Cinayetten bir gün sonra, Ülkü Ocakları Genel Merkez yöneticisi Tolgahan Demirbaş’ın aracında yapılan aramada yedi kovan, 34 fişek, bir tabanca ve bir şarjör bulundu. Demirbaş ile Ülkü Ocakları Genel Başkan Yardımcısı Emre Yüksel’in birbirleriyle çelişkili ifadeler verdiği tespit edildi.
ÇELİŞKİLİ İFADELER VE SAVUNMALAR
Demirbaş, 1 Ocak 2023’teki ifadesinde, Ateş’in öldürüldüğü gün Emre Yüksel ile Gökçehöyük’teki göle gitmeyi planladıklarını söyledi. Ancak Yüksel’in ifadesinde bu bilgi yer almıyordu. Yüksel, Demirbaş ile cuma namazı sonrası karşılaştıklarını ve Hüsrev Lokantası'nda yemek yediklerini beyan etti.

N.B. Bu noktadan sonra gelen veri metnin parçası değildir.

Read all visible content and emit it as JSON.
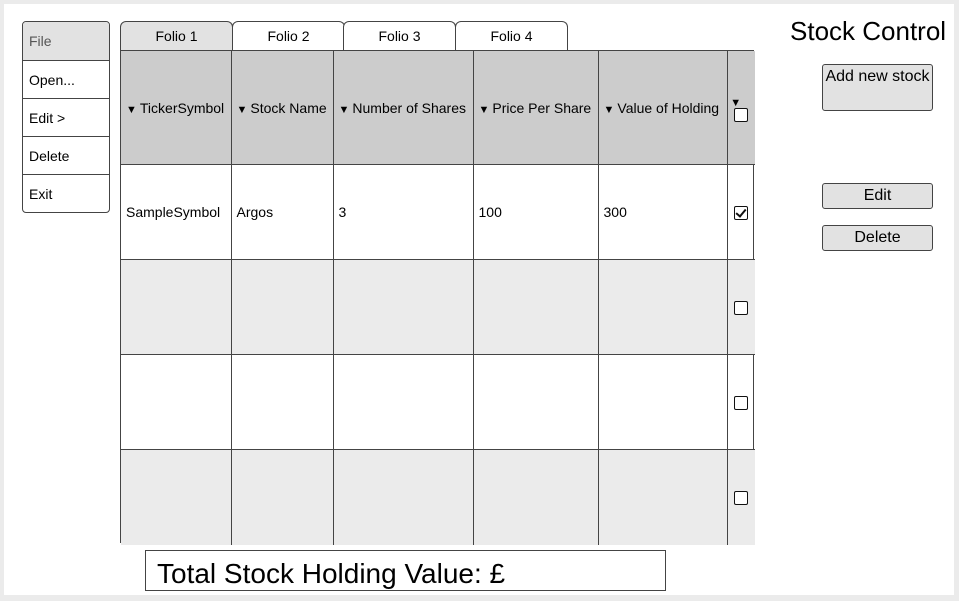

Demirbaş ise, “Her ne kadar Emre Yüksel arkadaşım cuma namazı sonrası karşılaştığımızı beyan etmiş ise de ortada bir yanlış anlaşılma vardır” dedi.
YÜKSEL’İN İFADESİNDEKİ DEĞİŞİKLİKLER
Daha sonra Emre Yüksel, savcılık ifadesinde önceki beyanını değiştirerek, “Ben daha önceki ifademde Tolgahan Demirbaş ile Gökçehöyük’te bulunan Aytaç Ataç’a ait çiftliğe gitme noktasında böyle bir hususun olmadığını söylemiş isem de biz o gün bu konuyu konuşmuştuk. O gün bu konu üzerine saat 13:00 sıralarında beni beklediğinden haberim yoktu. O bölgede konum çekmediğinden kendisi bana eşlik etmek için Gölbaşı istikametinde bulunan Kadoil Petrol Ofisi’nin önünde beni beklemiş. Kendisine misafirim olduğunu söyleyince kendisi de geri dönmüştür” dedi.
KAMERA GÖRÜNTÜLERİ VE DEMİRBAŞ’IN SAVUNMASI
Savcılık, benzinlik kamera görüntülerini inceleyerek saat 13:45 sıralarında Demirbaş’ın durduğunu ve motosikletten inen bir şahsın Demirbaş’ın kullandığı araca bindiğini tespit etti. Ancak Demirbaş, “Bana bahsetmiş olduğunuz motosiklet, benim aracıma yanaşarak durmamıştır ve benim aracıma kimse binmemiştir. Kamera kayıtlarındaki araç benim aracım değildir. Söylediğim gibi ben lastiklerimi şişirmek için Shell isimli petrol ofisine giderek lastikleri şişirdim. Beyan ettiğiniz gibi her ne kadar kamera görüntülerinde görülmemiş ise de, ben beyanlarımın arkasındayım” dedi.